Nun konkret zu dem Antrag der Fraktion DIE LINKE in der Drs. 6/1158. Meine sehr geehrten Da

men und Herren! Ein Teil des Antrags, nämlich die unter Punkt 1 Buchstabe c und in Punkt 2 Satz 2 gewünschte Berichterstattung zum aktuellen Stand, die bis zum August 2012 stattfinden sollte, hat bereits in der letzten Sitzung des Ausschusses stattgefunden. Dies wurde schon erwähnt. Eine weitere Berichterstattung halten wir tatsächlich erst nach dem Abschluss der Umstellung für sinnvoll.

Aus der Sicht der Koalitionsfraktionen sollte in den laufenden Prozess der Einführung der Doppik durch den Landtag nicht mehr eingegriffen werden. Die Hilfsangebote sind vorhanden. Das Gerüst zur Einführung der Doppik ist vorhanden. Die meisten Kommunen haben mit ihrem Beispiel gezeigt, dass in diesem Rahmen alles möglich ist. Dieser Prozess, in den, wie schon erwähnt, die kommunalen Spitzenverbände eng einbezogen sind, sollte zügig und ungestört fortgesetzt werden können.

Punkt 2 Satz 1 des Antrags der Fraktion DIE LINKE wurde in die Beschlussempfehlung des Ausschusses, die Ihnen heute in der Drs. 6/1592 vorliegt, übernommen.

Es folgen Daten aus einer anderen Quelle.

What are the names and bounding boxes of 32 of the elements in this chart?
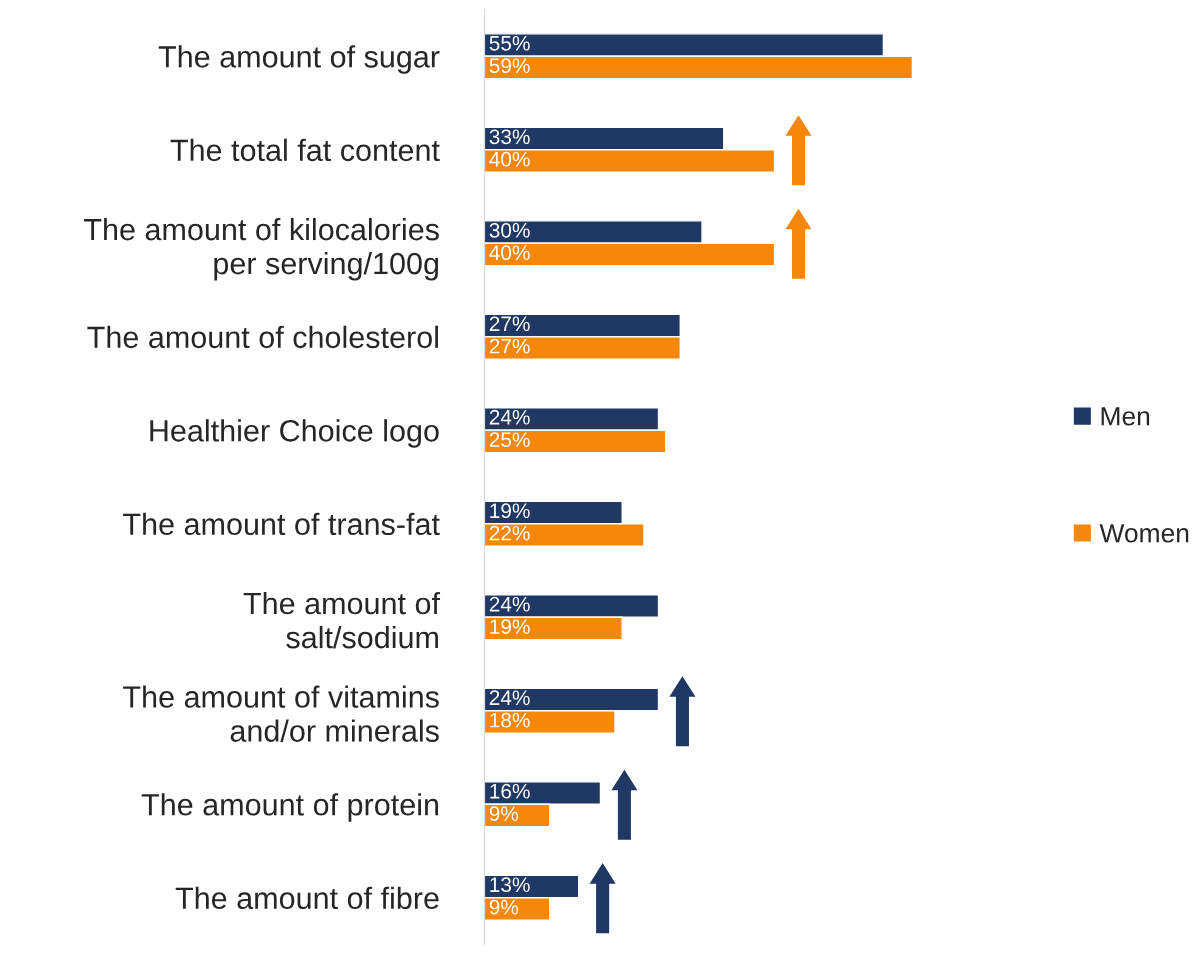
y-tick-label: The amount of cholesterol	[87, 325, 438, 349]
data-label: 27%	[489, 316, 530, 332]
data-label: 33%	[489, 129, 530, 145]
data-label: 16%	[490, 783, 530, 799]
data-label: 27%	[489, 338, 530, 354]
y-tick-label: Healthier Choice logo	[150, 419, 439, 448]
data-label: 55%	[489, 36, 530, 51]
legend-label: Men	[1101, 407, 1150, 426]
y-tick-label: The amount of salt/sodium	[243, 591, 441, 649]
data-label: 19%	[490, 619, 530, 635]
data-label: 30%	[489, 222, 530, 238]
data-label: 13%	[490, 877, 530, 893]
data-label: 24%	[489, 596, 530, 612]
data-label: 25%	[489, 432, 530, 448]
data-label: 9%	[489, 806, 519, 822]
legend-label: Women	[1099, 524, 1189, 543]
data-label: 9%	[489, 899, 519, 915]
data-label: 19%	[490, 503, 530, 519]
data-label: 22%	[489, 525, 530, 541]
y-tick-label: The amount of fibre	[175, 886, 439, 910]
data-label: 40%	[489, 245, 530, 261]
y-tick-label: The amount of vitamins and/or minerals	[123, 685, 439, 742]
y-tick-label: The amount of trans-fat	[123, 512, 440, 536]
data-label: 40%	[489, 151, 530, 167]
data-label: 18%	[490, 712, 530, 728]
y-tick-label: The amount of protein	[141, 793, 439, 822]
data-label: 59%	[489, 58, 530, 74]
y-tick-label: The total fat content	[170, 138, 440, 162]
y-tick-label: The amount of kilocalories per serving/100g	[84, 217, 439, 281]
data-label: 24%	[489, 409, 530, 425]
data-label: 24%	[489, 690, 530, 706]
y-tick-label: The amount of sugar	[158, 45, 440, 74]
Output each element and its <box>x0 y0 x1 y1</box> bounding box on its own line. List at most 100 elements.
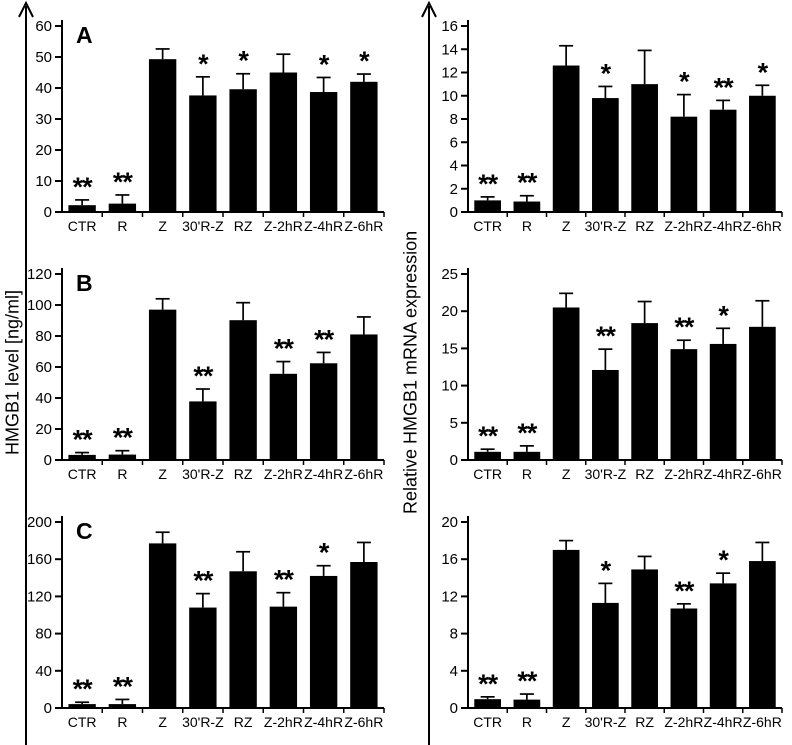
significance-marker: ** <box>73 674 94 704</box>
y-tick-label: 160 <box>28 551 52 568</box>
bar <box>229 320 257 460</box>
significance-marker: ** <box>274 565 295 595</box>
y-tick-label: 0 <box>44 204 52 221</box>
x-tick-label: R <box>522 714 532 730</box>
y-tick-label: 120 <box>28 588 52 605</box>
x-tick-label: RZ <box>234 466 253 482</box>
x-tick-label: Z <box>562 466 571 482</box>
bar <box>631 569 658 708</box>
bar <box>749 561 776 708</box>
bar <box>68 454 96 460</box>
y-tick-label: 30 <box>35 111 52 128</box>
bar <box>552 65 580 213</box>
y-tick-label: 120 <box>28 266 52 283</box>
y-tick-label: 12 <box>441 65 458 82</box>
bar <box>68 205 96 212</box>
bar <box>474 200 501 212</box>
right-y-axis-label: Relative HMGB1 mRNA expression <box>400 230 421 515</box>
y-tick-label: 15 <box>441 340 458 357</box>
x-tick-label: Z-6hR <box>344 714 383 730</box>
bar <box>631 84 658 212</box>
bar <box>350 561 378 708</box>
x-tick-label: Z-2hR <box>664 466 703 482</box>
bar <box>749 326 776 460</box>
bar <box>148 309 177 460</box>
bar <box>269 373 298 460</box>
significance-marker: ** <box>674 312 695 342</box>
bar <box>592 602 619 708</box>
bar <box>229 89 257 212</box>
y-tick-label: 0 <box>44 452 52 469</box>
bar <box>108 454 137 460</box>
significance-marker: ** <box>478 421 499 451</box>
y-tick-label: 16 <box>441 551 458 568</box>
significance-marker: * <box>758 57 769 87</box>
significance-marker: * <box>198 49 209 79</box>
bar <box>749 95 776 212</box>
significance-marker: ** <box>478 169 499 199</box>
bar <box>350 81 378 212</box>
x-tick-label: Z <box>158 714 167 730</box>
x-tick-label: 30'R-Z <box>585 218 627 234</box>
significance-marker: ** <box>193 361 214 391</box>
y-tick-label: 60 <box>35 359 52 376</box>
bar <box>68 704 96 708</box>
panel-letter: B <box>76 270 93 296</box>
significance-marker: ** <box>674 576 695 606</box>
x-tick-label: Z-4hR <box>304 218 343 234</box>
bar <box>552 549 580 708</box>
x-tick-label: CTR <box>473 218 502 234</box>
left-y-axis-arrow <box>18 0 34 745</box>
y-tick-label: 16 <box>441 18 458 35</box>
y-tick-label: 8 <box>450 111 458 128</box>
bar <box>108 704 137 708</box>
x-tick-label: Z-4hR <box>304 714 343 730</box>
bar <box>108 203 137 212</box>
bar <box>189 401 217 460</box>
y-tick-label: 4 <box>450 663 458 680</box>
x-tick-label: RZ <box>635 218 654 234</box>
x-tick-label: R <box>522 218 532 234</box>
bar <box>189 95 217 212</box>
significance-marker: ** <box>193 566 214 596</box>
y-tick-label: 25 <box>441 266 458 283</box>
bar <box>631 323 658 460</box>
bar <box>670 349 698 460</box>
significance-marker: * <box>238 46 249 76</box>
panel-letter: C <box>76 518 93 544</box>
significance-marker: ** <box>517 168 538 198</box>
significance-marker: * <box>319 538 330 568</box>
significance-marker: ** <box>314 324 335 354</box>
x-tick-label: Z-6hR <box>344 466 383 482</box>
y-tick-label: 20 <box>441 514 458 531</box>
bar <box>269 72 298 212</box>
y-tick-label: 0 <box>450 452 458 469</box>
bar <box>552 307 580 460</box>
y-tick-label: 20 <box>441 303 458 320</box>
bar <box>709 583 737 708</box>
significance-marker: ** <box>714 72 735 102</box>
x-tick-label: RZ <box>635 714 654 730</box>
bar <box>670 116 698 212</box>
significance-marker: ** <box>73 172 94 202</box>
x-tick-label: 30'R-Z <box>182 218 224 234</box>
significance-marker: ** <box>517 666 538 696</box>
x-tick-label: RZ <box>234 714 253 730</box>
significance-marker: ** <box>596 321 617 351</box>
y-tick-label: 2 <box>450 181 458 198</box>
y-tick-label: 4 <box>450 158 458 175</box>
significance-marker: ** <box>517 418 538 448</box>
y-tick-label: 6 <box>450 134 458 151</box>
bar <box>513 201 541 212</box>
x-tick-label: Z-2hR <box>664 218 703 234</box>
significance-marker: * <box>718 545 729 575</box>
x-tick-label: CTR <box>473 466 502 482</box>
y-tick-label: 0 <box>450 204 458 221</box>
significance-marker: ** <box>478 669 499 699</box>
y-tick-label: 20 <box>35 421 52 438</box>
y-tick-label: 200 <box>28 514 52 531</box>
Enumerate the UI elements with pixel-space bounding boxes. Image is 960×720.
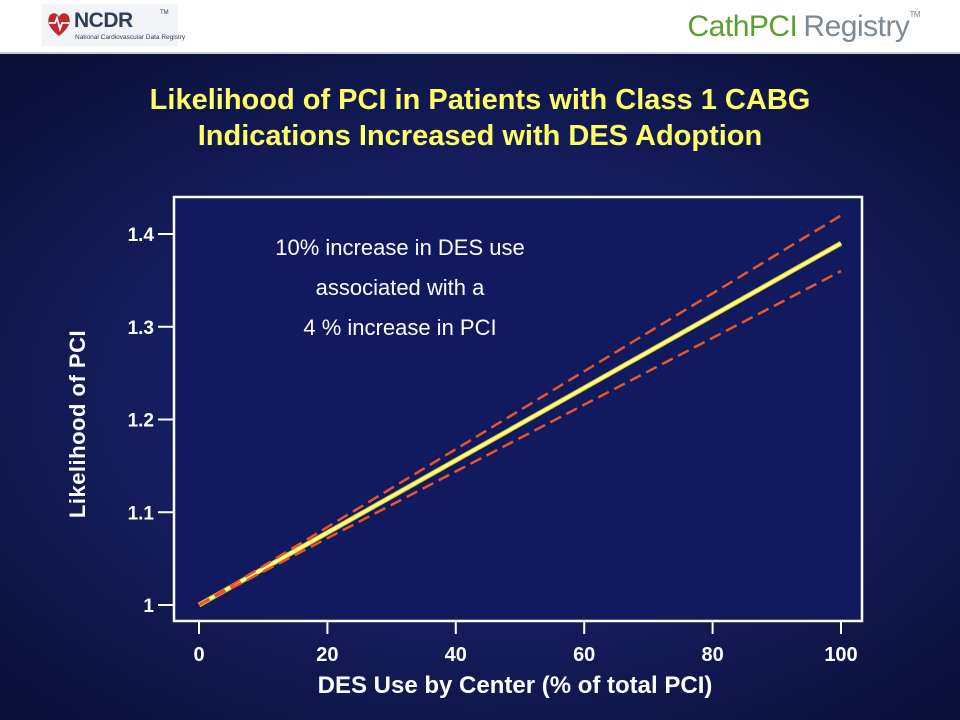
y-tick-label: 1.4 bbox=[128, 225, 155, 246]
x-tick-label: 100 bbox=[824, 644, 857, 666]
registry-brand-b: Registry bbox=[803, 10, 910, 43]
y-tick-label: 1.3 bbox=[128, 318, 154, 339]
slide-title: Likelihood of PCI in Patients with Class… bbox=[0, 82, 960, 154]
ncdr-subtitle: National Cardiovascular Data Registry bbox=[75, 34, 186, 41]
annotation-line-2: associated with a bbox=[315, 275, 485, 300]
x-tick-label: 60 bbox=[573, 644, 595, 666]
ncdr-logo: NCDR TM National Cardiovascular Data Reg… bbox=[42, 4, 185, 46]
ci-dashed-line bbox=[198, 269, 842, 607]
annotation-line-3: 4 % increase in PCI bbox=[303, 315, 497, 340]
slide-title-line-1: Likelihood of PCI in Patients with Class… bbox=[149, 84, 811, 116]
x-tick-label: 0 bbox=[193, 644, 204, 666]
main-solid-line bbox=[198, 241, 842, 607]
ncdr-logo-text: NCDR bbox=[74, 9, 133, 32]
slide-title-line-2: Indications Increased with DES Adoption bbox=[197, 120, 763, 152]
x-tick-label: 20 bbox=[316, 644, 338, 666]
cathpci-registry-logo: CathPCI RegistryTM bbox=[687, 10, 921, 44]
registry-brand-a: CathPCI bbox=[687, 10, 798, 43]
y-tick-label: 1.1 bbox=[128, 503, 155, 524]
heart-icon bbox=[48, 13, 70, 36]
x-tick-label: 80 bbox=[701, 644, 723, 666]
registry-tm: TM bbox=[909, 10, 920, 19]
ncdr-tm: TM bbox=[160, 10, 169, 16]
plot-frame bbox=[172, 195, 864, 623]
header-bar: NCDR TM National Cardiovascular Data Reg… bbox=[0, 0, 960, 54]
annotation-line-1: 10% increase in DES use bbox=[275, 235, 525, 260]
x-axis-label: DES Use by Center (% of total PCI) bbox=[317, 672, 713, 699]
y-axis-label: Likelihood of PCI bbox=[65, 329, 90, 519]
x-tick-label: 40 bbox=[445, 644, 467, 666]
y-tick-label: 1 bbox=[143, 596, 154, 617]
chart-annotation: 10% increase in DES use associated with … bbox=[200, 228, 600, 348]
y-tick-label: 1.2 bbox=[128, 411, 154, 432]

Hierzu besteht, so denke, ich Konsens.

Meine sehr geehrten Damen und Herren von der Fraktion DIE LINKE, dem Ansinnen, das Sie offenbar mit Punkt 1 Buchstaben a und b verfolgen, können wir uns ausdrücklich nicht anschließen. Sie sollten sich einmal überlegen, was Sie verlangen, wenn Sie eine Kosten-Nutzen-Rechnung sehen wollen. Ich sage Ihnen: Das geht beim besten Willen nicht. Sicherlich kann man sich über die Kosten unterhalten, die damit verbunden sind. Diese wird man auch ermitteln können, zumindest auf die sechste oder siebente Stelle vor dem Komma genau. Dann kann man einmal überlegen, was man damit anfangen kann.